A ESTRADA: DIMITRI PELLZ no VACA AMARELA
Uma saga de 3.000 alqueires desbastados com um facão sem fio. Tinha tudo pra dar errado e começo a escrever esse relato de uma posição temporal digna de cautela: à 200 km de Goiânia dentro de um carro substituto – já que o primeiro, mesmo saído da revisão, cuspia água pra todos os lados e nos deu uma canseira de 3 horas até conseguirmos outro. Na insistência de ainda participar do Vaca Amarela -; com nosso poderoso guitarrista substituto – já que por conta de mil pontos ainda em discussão os sonhos infantis de Dimitri Pellz começam a amadurecer mesmo sem a nossa autorização e o guitarrista original da banda abdicou do posto -; com algum dinheiro substituto – já que deveras essas viagens tem nos consumido o orçamento e o banco é nosso salvador e algoz ao mesmo tempo -; sem dormir há mais de 24 horas sendo 10 delas passadas dentro do carro e, ainda sob qualquer olhar mais ingênuo isso seria um forte prenúncio de coisa errada... O pneu furou. E lá vamos nós com nosso pneu substituto e ainda assim rindo muito. Curtindo horrores. Esperando e projetando um ótimo show.
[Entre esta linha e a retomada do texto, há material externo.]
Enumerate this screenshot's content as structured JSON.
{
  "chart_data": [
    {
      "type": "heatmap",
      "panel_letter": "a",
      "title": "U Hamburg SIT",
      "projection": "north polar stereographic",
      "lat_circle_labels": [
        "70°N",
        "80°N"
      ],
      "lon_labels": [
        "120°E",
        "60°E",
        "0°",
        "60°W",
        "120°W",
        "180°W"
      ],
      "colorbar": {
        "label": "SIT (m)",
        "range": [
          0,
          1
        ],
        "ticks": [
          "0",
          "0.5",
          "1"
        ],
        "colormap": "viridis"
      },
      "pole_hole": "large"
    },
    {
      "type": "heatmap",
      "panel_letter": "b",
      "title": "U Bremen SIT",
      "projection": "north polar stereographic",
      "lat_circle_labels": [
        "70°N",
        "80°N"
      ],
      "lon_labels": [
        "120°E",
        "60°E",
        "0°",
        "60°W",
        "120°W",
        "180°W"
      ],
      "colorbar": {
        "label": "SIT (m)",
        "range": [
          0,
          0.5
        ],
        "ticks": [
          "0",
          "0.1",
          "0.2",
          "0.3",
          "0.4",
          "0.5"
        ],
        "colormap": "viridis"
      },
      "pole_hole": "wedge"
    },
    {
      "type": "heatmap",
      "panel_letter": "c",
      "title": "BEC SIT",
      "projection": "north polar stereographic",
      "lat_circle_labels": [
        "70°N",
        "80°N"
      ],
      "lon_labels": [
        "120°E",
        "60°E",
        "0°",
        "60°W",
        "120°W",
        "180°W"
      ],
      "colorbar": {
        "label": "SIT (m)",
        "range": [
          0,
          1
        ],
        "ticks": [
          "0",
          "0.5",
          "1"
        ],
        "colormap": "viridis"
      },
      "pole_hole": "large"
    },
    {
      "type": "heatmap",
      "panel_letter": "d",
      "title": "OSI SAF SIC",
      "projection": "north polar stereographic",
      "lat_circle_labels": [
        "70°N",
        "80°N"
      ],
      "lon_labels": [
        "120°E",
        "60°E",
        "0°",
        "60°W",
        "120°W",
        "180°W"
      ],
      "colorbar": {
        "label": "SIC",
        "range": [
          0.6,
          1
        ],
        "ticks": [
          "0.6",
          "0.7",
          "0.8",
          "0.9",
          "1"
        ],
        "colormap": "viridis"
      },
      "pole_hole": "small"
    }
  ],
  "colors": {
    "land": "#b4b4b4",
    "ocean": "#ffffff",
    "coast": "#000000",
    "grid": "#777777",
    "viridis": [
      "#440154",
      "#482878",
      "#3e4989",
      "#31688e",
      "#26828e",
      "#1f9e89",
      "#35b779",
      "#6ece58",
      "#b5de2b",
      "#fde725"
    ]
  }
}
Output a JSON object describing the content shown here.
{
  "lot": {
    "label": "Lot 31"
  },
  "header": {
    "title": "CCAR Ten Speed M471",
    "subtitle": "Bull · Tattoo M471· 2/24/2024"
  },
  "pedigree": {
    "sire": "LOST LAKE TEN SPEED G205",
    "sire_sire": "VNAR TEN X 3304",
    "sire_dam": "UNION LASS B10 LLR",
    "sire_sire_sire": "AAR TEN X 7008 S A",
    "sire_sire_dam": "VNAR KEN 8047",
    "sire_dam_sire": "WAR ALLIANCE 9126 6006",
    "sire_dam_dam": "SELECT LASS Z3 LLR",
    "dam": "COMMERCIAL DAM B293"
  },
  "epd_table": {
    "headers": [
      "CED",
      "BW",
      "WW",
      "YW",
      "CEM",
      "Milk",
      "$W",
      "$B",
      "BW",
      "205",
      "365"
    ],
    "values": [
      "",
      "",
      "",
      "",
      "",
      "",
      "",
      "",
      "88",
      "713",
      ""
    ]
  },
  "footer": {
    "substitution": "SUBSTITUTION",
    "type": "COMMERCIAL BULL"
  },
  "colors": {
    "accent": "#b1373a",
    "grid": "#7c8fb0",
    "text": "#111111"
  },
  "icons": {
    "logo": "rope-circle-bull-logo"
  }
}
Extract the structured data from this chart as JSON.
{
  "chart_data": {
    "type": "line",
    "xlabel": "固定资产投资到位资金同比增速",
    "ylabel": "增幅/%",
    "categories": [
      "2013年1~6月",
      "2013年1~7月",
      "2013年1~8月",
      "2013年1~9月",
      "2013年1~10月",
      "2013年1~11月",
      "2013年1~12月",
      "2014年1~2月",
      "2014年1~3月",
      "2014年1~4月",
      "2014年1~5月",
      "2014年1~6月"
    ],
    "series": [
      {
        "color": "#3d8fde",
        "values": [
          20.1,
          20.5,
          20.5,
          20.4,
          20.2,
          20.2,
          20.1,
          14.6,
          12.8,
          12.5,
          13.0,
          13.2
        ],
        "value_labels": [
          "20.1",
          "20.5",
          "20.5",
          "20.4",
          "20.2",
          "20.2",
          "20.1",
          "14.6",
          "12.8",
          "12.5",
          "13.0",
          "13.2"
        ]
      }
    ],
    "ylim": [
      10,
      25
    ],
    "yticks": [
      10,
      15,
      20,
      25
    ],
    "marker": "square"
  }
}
Bem... Estava vazio. Começo de uma noite que iria ser cheia. Mas os cotovelos, por mais que poucos se aglomeraram. Os olhos se juntaram mais perto do palco. E por um momento fomos reis. Reis no nosso trono descalço. E é nessas horas que lembro do quanto é bom pertencer a esse grupo. O mal intitulado e famigerado independente. Já que dependemos de tantos fatores pra continuar.
Dignidade é bater pedras pra produzir fogo. Enquanto outros perderam a habilidade das mãos usando isqueiros oportunistas e viciantes. Desconfio também das mãos, das pedras... Qualquer ação quando se torna involuntária, qualquer estrutura quando vislumbra um padrão tem de ser vítima da desconfiança. Um respiro impertinente de algo que pode sim ser extremamente miserável: nosso instinto de sobrevivência. A cama, a comida e um copo de água podem muito bem se tornar um castelo, um banquete e cristais que carregam vodka, sem que a gente se dê conta disso. Mas estamos aí na luta erguida e deitada de nossos dias.
A vaca, que lá estava amarela (aqui costuma ser azul), está de parabéns. Depois do nosso show o público que era reduzido triplicou... Quadruplicou. E como os cotovelos também quadruplicaram quase não deu pra ver muitos shows depois do nosso. Muito bom. Muito bom ver casa cheia. Ouvir gritos rasgados para as bandas locais. Vai Johnny Suxxx and The Fucking Boys! Vai MQN! Uma pá de bandas que não conhecia. Perdoai minha ignorância.
Foi só então que os músculos relaxaram e até as convicções políticas se afrouxaram pra deixar de falar em formas de conseguir sobreviver em selva de cães e poder deitar com lobos. Poder rir mais... E melhor. Pois o riso é pai de todos os santos e comete todos os pecados. Até o de rir de si mesmo. E assim foi o resto da noite... Até amanhecer, arrumar malas e partir. Rápido como um foguete e se tem o nome Dimitri gravado pode ser que seja russo.
Murphy nos testou, mas acima de todas as probabilidades também se faz música com matemática. Todos os sonhos sobre reconhecimento e retorno financeiro se dissipam na única verdade da viagem. Aquela que nos é lembrada sempre que pegamos à estrada. Como ouroboros a viagem se encerra nela mesma. Sem fotogramas que congelem ou palavras que definam o que possivelmente nem a gente entende direito: A ESTRADA PASSA POR NÓS. Valeu Goiânia. Valeu Vaca Amarela. Espera que Dimitri volta: Forte como um bravo, selvagem como um lobo, resistente como um tronco e risonho como um panda.